HUKAMANEWS – Kehadiran Presiden Prabowo Subianto ke kediaman almarhum pengemudi ojek online, Affan Kurniawan, memberi sinyal angin segar ditengah defisit kepercayaan publik atas pemimpinnya.
Agung Baskoro selaku Direktur Eksekutif Trias Politika Strategis dalam opininya mengatakan saat Prabowo mengatakan kecewa dengan kinerja aparat, menilai bukan sekadar ekspresi emosional seorang kepala negara.
Selama ini, publik lebih sering mendengar pernyataan pejabat yang cenderung defensif ketika menghadapi kasus pelanggaran aparat. Namun, Prabowo memilih jalur berbeda: ia menegaskan kekecewaan secara terbuka, bahkan menekankan bahwa investigasi harus dilakukan secara tuntas dan transparan.
"Dengan mengutarakan kekecewaan terang-terangan, Prabowo menegaskan bahwa jarak dengan rakyatnya itu nyata dan publik perlu tahu ia tidak akan menutup mata terhadap kesalahan agen," tulis Agung Baskoro dalam opininya yang ditulis detik.com, Jumat, 29 Agustus 2025.
Ditambahkan pihaknya, gestur ini punya dua lapis pesan. Pertama, kepada publik: Presiden berdiri di pihak rakyat, bukan membela aparat yang bersalah. Kedua, kepada aparat kepolisian: ada garis merah yang tidak boleh dilewati, dan jika dilanggar, presiden sendiri yang akan mengambil sikap.
Sikap seperti ini penting dalam konteks Indonesia yang kerap menghadapi masalah defisit kepercayaan terhadap institusi penegak hukum. Dengan menyatakan kekecewaan secara terang, Prabowo membalik persepsi publik bahwa negara cenderung melindungi aparatnya sendiri.
Baca Juga: Menggugat ke PTUN Jakarta dan Pengadilan Swiss, Warga Pulau Pari Jadi Simbol Perlawanan Krisis Iklim
Dari sisi legitimasi, Prabowo memahami bahwa insiden seperti ini bisa dengan cepat menggerus kepercayaan publik terhadap pemerintah.

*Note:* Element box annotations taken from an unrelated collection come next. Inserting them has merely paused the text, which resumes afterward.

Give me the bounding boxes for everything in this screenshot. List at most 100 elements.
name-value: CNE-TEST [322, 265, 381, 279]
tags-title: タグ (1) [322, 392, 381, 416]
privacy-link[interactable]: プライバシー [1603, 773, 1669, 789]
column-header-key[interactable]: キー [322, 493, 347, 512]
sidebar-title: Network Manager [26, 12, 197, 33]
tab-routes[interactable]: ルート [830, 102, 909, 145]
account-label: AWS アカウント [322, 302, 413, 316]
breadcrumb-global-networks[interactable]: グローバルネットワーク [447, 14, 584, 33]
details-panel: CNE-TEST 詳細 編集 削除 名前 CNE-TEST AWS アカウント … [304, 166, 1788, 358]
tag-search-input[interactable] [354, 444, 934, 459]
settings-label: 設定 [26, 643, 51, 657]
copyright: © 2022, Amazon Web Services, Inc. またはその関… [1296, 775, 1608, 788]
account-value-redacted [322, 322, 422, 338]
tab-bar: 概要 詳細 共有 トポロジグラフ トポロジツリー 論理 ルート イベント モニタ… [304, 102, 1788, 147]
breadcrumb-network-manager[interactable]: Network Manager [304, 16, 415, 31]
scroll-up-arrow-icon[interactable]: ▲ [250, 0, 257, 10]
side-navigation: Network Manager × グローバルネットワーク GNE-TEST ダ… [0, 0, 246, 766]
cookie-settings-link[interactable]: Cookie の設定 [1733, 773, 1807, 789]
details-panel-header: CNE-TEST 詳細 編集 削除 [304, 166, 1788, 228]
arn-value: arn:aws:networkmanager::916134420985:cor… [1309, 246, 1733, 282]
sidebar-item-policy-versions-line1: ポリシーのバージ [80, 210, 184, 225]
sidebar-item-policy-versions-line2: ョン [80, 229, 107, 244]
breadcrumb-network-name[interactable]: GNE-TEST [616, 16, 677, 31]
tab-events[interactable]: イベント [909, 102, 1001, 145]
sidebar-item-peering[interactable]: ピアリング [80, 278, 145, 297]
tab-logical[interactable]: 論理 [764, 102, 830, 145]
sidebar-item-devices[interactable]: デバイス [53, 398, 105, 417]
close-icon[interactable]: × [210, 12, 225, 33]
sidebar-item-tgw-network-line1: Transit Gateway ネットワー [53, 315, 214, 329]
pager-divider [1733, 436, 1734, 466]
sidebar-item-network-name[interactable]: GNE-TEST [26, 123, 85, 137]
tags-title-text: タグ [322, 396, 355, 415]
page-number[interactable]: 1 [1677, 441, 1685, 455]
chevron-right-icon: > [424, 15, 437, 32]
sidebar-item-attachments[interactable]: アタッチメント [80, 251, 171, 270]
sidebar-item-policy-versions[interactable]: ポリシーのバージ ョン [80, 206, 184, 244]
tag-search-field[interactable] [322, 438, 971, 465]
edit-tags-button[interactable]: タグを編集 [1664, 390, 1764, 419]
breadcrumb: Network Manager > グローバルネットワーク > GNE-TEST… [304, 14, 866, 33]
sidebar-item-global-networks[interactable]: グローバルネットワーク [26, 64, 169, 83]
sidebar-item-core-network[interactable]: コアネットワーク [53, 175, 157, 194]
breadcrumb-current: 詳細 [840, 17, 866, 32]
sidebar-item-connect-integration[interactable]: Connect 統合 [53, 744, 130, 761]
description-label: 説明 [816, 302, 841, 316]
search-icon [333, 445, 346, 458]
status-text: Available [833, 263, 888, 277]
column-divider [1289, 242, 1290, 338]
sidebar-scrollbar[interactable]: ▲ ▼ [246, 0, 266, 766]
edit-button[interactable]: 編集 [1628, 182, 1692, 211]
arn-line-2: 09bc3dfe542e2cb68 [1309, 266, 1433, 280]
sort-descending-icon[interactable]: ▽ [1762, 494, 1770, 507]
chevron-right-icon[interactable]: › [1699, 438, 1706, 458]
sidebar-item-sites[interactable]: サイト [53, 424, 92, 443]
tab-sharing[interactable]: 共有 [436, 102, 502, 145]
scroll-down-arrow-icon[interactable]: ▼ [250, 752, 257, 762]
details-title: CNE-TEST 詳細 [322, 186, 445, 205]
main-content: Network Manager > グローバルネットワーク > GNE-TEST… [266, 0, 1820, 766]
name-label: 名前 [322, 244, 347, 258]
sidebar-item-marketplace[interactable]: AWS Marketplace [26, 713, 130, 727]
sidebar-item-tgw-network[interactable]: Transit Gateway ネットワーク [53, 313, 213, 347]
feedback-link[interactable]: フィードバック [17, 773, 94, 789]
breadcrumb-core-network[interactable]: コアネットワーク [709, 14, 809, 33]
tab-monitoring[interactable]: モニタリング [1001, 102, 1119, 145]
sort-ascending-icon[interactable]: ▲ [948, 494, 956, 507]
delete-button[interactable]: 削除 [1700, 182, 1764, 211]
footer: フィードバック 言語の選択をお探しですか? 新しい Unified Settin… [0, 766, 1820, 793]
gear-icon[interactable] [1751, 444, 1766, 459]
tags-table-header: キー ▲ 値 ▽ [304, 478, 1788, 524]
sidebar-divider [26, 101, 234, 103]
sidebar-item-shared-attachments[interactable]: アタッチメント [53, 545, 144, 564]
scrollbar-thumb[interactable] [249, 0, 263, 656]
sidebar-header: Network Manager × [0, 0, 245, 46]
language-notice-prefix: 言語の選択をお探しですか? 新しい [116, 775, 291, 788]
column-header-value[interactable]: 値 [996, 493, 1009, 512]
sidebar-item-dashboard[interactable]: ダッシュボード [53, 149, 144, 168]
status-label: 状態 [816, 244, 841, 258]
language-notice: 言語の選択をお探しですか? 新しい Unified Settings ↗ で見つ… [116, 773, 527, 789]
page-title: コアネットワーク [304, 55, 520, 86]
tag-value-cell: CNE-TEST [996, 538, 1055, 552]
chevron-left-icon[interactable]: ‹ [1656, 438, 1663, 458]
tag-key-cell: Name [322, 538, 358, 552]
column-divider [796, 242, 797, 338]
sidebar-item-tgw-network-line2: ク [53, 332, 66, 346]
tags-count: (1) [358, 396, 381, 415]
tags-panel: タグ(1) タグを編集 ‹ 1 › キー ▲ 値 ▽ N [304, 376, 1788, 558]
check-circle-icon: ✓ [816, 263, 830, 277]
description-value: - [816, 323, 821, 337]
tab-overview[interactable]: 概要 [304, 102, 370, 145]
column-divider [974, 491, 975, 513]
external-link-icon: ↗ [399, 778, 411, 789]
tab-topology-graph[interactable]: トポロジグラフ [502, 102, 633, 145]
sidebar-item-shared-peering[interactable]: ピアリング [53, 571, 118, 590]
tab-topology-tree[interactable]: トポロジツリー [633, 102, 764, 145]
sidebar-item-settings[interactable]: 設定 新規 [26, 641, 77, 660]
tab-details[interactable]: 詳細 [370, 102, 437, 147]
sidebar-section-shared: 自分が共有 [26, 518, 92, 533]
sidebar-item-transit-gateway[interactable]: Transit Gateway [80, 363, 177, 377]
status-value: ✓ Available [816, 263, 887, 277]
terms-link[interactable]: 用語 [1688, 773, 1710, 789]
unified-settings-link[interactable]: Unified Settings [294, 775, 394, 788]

Karena itu, ekspresi kekecewaan bukan hanya bahasa moral, tetapi juga strategi politik. Dalam teori political legitimacy ala Seymour Martin Lipset, legitimasi rezim ditentukan oleh sejauh mana pemerintah mampu merespons krisis dengan tindakan yang kredibel.
Dengan kata lain, kekecewaan yang diutarakan Prabowo adalah gestur politik preventif untuk menjaga agar legitimasi pemerintah tidak terguncang. Transparansi yang ia tekankan menjadi instrumen untuk merawat stabilitas politik jangka panjang.
Namun, gestur politik ini baru akan bermakna jika diikuti konsistensi. Publik akan menunggu apakah janji investigasi transparan benar-benar dijalankan, atau sekadar retorika.
Baca Juga: Demi Keadilan Iklim, Dua Warga Pulau Pari Terbang ke Swiss Hadapi Raksasa Semen Holcim
"Di sinilah tantangan besar bagi Prabowo, agar ucapannya tidak berhenti di level simbolik dan diwujudkan dalam reformasi nyata di tubuh kepolisian," jelasnya lagi.
Gestur kecewa ini sekaligus menguji sejauh mana aparat kepolisian siap berbenah dan bersikap profesional. Jika tidak, kekecewaan Presiden berpotensi berulang dan bisa berbalik menjadi krisis politik yang lebih besar.